The memory puzzle
When David Hayes was 10 or 11 years old he saw light coming from an unexpected room in his parents’ home. This was unusual—it was 6 a.m.; he was up to do his paper route.
At the time, his middle sister was sick with ulcerative colitis, a troublesome lower intestinal disease. He walked along the hallway to the bedroom where his sister was staying. He saw her bed; she wasn’t in it. The sheets were covered in blood.
His mother told him not to worry, to go do his paper route, Salli would be fine. As he rode away on his bicycle, an ambulance drove down the street, toward his family’s home.
Hayes has made his living with words for more than 30 years, writing nonfiction books and longform narrative journalism for publications including Toronto Life, the Walrus and Chatelaine. And that childhood memory shaped the way he thinks about his work.
Why?
Because, he says, “nothing like that ever happened.”
Narrative journalists are artists of time, recreating scenes that may have happened years ago.
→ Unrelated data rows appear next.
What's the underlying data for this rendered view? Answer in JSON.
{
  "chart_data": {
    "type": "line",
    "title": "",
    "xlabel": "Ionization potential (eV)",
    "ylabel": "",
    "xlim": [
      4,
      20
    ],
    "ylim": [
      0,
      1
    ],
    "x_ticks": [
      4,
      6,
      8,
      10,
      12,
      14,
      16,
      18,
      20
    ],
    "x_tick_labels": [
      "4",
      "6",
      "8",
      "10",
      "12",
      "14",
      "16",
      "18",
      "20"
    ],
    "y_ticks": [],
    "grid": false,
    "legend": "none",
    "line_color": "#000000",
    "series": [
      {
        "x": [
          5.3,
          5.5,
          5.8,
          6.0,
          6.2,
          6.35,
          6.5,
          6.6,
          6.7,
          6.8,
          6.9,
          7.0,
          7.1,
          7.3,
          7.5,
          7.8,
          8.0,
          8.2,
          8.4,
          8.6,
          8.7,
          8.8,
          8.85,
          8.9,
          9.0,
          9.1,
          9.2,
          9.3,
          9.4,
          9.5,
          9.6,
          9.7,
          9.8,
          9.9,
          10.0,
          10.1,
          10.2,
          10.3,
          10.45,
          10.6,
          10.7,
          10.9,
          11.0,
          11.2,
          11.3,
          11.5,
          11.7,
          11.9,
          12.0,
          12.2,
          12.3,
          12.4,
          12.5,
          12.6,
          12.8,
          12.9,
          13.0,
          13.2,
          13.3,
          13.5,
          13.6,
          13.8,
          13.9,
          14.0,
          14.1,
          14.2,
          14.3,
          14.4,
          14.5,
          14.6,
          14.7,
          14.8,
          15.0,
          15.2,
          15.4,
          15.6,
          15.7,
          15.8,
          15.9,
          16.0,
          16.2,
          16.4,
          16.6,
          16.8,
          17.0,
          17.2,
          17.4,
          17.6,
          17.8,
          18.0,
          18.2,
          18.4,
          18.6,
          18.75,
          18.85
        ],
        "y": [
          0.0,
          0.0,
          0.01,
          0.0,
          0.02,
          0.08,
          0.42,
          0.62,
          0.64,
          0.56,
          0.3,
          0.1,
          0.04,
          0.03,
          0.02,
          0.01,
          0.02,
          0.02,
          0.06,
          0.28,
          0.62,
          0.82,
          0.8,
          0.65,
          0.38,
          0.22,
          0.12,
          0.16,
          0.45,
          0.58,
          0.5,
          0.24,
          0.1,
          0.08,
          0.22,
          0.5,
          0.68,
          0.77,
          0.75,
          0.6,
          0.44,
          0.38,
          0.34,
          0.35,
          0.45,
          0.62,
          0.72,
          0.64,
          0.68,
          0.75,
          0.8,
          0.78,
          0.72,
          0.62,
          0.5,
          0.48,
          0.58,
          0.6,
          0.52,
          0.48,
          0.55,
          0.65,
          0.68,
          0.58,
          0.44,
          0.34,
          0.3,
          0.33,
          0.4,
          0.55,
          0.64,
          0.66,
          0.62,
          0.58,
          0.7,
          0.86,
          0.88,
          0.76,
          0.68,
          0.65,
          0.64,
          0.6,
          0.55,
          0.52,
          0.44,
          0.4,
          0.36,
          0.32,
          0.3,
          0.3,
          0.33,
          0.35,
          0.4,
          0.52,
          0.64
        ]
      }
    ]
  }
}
They spend hours, weeks and months with the people they write about, asking big questions and many little ones: what did that feel like? what colour was the car? who arrived next?
Memory is essential to narrative journalists, but the memories they work with are malleable and fallible. Studies show that memory is inconsistent, and even life’s most dramatic moments—a sister gone, blood, an ambulance—can be false, or fade and alter as time passes. Hayes recognizes that his was a false memory.
How, then, can narrative journalists build true stories from memories that unintentionally deceive?